You also offered to search your archives for other news about E.R. Bradley. I am in no great rush, but would love to have other news. The family called him Eber and, at one point, he lived up on Prospect, I believe, just one or two houses from the steps. Eber ordered the house from Sears and built it on Prospect. It is of gray concrete, molded to make large stone-like bricks. I talked a little with the current owners when we were there in July.

My mother, her sister, and her mother, Pearl Hollingworth, lived with grandparents Eber and Sarah Bradley while my mother’s father, Carl Hollingworth, was going to medical school in Portland. This would have been in the early- to mid-1920s. My mother remembers staying in town at her grandfather’s office after school and then walking up the steps with him to go home in the evenings. I imagine any Hollingworths that you come across would be my family because most people still had the s in the name and it was Hollingsworth.
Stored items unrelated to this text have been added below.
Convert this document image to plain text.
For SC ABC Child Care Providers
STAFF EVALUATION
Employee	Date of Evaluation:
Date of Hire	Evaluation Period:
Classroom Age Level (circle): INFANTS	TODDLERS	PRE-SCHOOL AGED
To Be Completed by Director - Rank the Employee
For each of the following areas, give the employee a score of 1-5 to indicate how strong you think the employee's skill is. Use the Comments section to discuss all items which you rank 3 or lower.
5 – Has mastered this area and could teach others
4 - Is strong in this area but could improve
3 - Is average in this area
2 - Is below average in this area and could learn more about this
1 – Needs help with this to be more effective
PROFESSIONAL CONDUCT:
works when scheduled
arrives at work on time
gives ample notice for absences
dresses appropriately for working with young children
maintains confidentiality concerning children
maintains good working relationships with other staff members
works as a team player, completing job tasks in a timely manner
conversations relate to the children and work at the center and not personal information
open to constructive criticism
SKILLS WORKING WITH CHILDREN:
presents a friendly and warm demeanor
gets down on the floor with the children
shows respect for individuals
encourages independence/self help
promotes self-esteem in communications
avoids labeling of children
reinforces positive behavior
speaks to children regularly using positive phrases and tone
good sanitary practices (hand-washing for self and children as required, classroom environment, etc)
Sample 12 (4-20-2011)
Thank you so much for any time you have to search for any news of my family. I am working on scrapbook/photo albums for my three daughters.

I can be reached at:

sallyrandall@earthlink.net

Sally Randall

Athens, Ga.

Editor’s Note: Legacy books are available for purchase at the Hood River News.

Bicyclists, obey laws

Your July 9 “See bikes” editorial made a suggestion that law enforcement agencies should conduct a “bicycle emphasis” similar to those done to promote pedestrian and crosswalk safety.

I agree, with emphasis on bike riders and obeying the law. I have ridden my bike tens of thousands of miles, mostly to and from work, and I rely on drivers’ respect and courtesy for my safety.

Each time a bicyclist violates a traffic law or rides in an arrogant way, the probability I will be injured or die in a bike wreck increases. Think about that!